Canada’s Office Market Shows Signs of a Major Rebound
- May 16
- 2 min read

Canada’s office market is beginning to recover after years of disruption caused by the pandemic and the widespread shift to remote work.
The national office vacancy rate reached a high of 14.9% in 2025 after climbing steadily from just under 8% in early 2020. However, that trend has now started to reverse as more employers, public institutions and major organizations continue requiring staff to return to the office.
Forecasts based on economic modelling suggest the vacancy rate could fall back to around 8% by the first quarter of 2029, nearly a decade after the pandemic first reshaped workplace habits.
At the same time, in-office attendance requirements have gradually increased. Average return-to-office expectations rose from roughly 2.5 days per week in late 2022 to 3.5 days per week by the end of 2025. The share of organizations finalizing these policies also increased significantly during that period.
Large urban centres have already seen stronger leasing activity, particularly in downtown office markets. Much of this momentum has been driven by stricter return-to-office policies from financial institutions and government employers, which have contributed to several major office lease agreements over the past year.
The recovery, however, is not expected to affect all buildings equally. Premium office properties with modern amenities, strong accessibility and high-quality features continue to outperform older or lower-tier buildings. This ongoing divide, often referred to as a “flight to quality,” emerged during the pandemic and remains a defining trend in commercial real estate.
Top-tier office buildings are projected to recover to pre-pandemic vacancy levels sooner than mid-market and lower-tier properties.
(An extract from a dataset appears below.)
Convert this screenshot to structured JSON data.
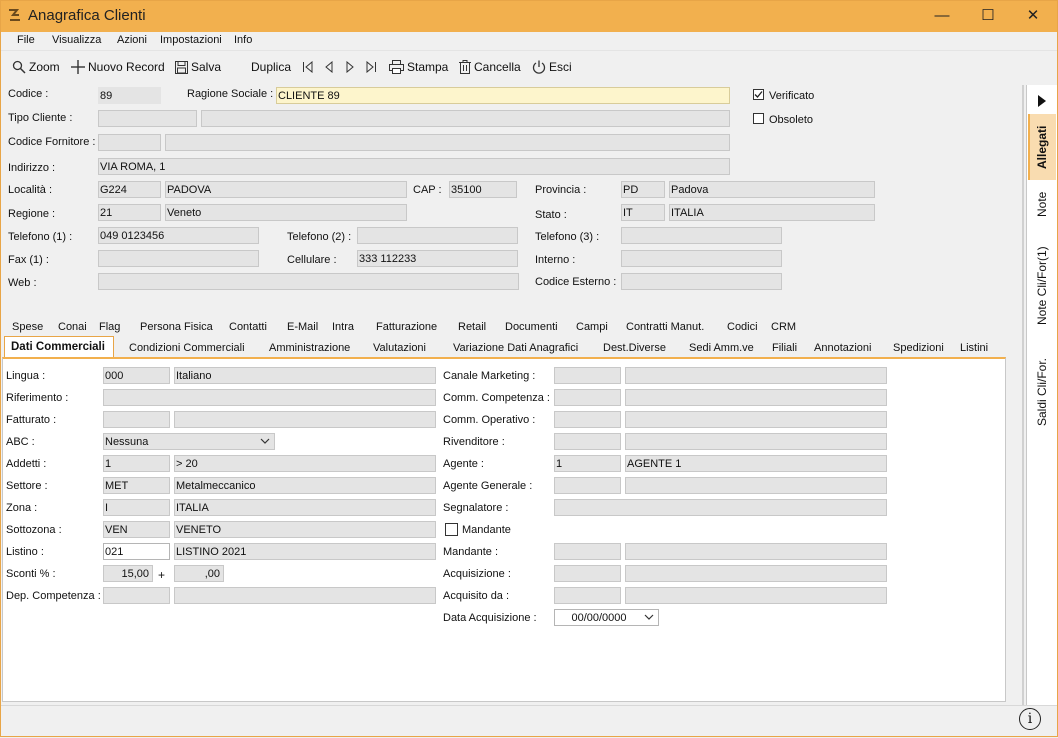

Analysts believe demand is already tightening for highly competitive buildings, while weaker properties may take several more years to stabilize.
Another sign of improvement is the slowing “right-sizing” trend. Early in the pandemic, many tenants sought to reduce their office footprint as remote work expanded. In 2020, nearly half of tenants reported needing less space. That figure has steadily declined, and recent surveys show only a small share of tenants still planning to shrink their offices, while a growing number are looking to expand.
Average lease sizes are also increasing again after several years of contraction, suggesting businesses are moving beyond the uncertainty that defined the pandemic years and are becoming more confident in their long-term workplace strategies.
Overall, the data points to a gradual but meaningful shift in the office market, with the sector entering a new phase of recovery after years of disruption.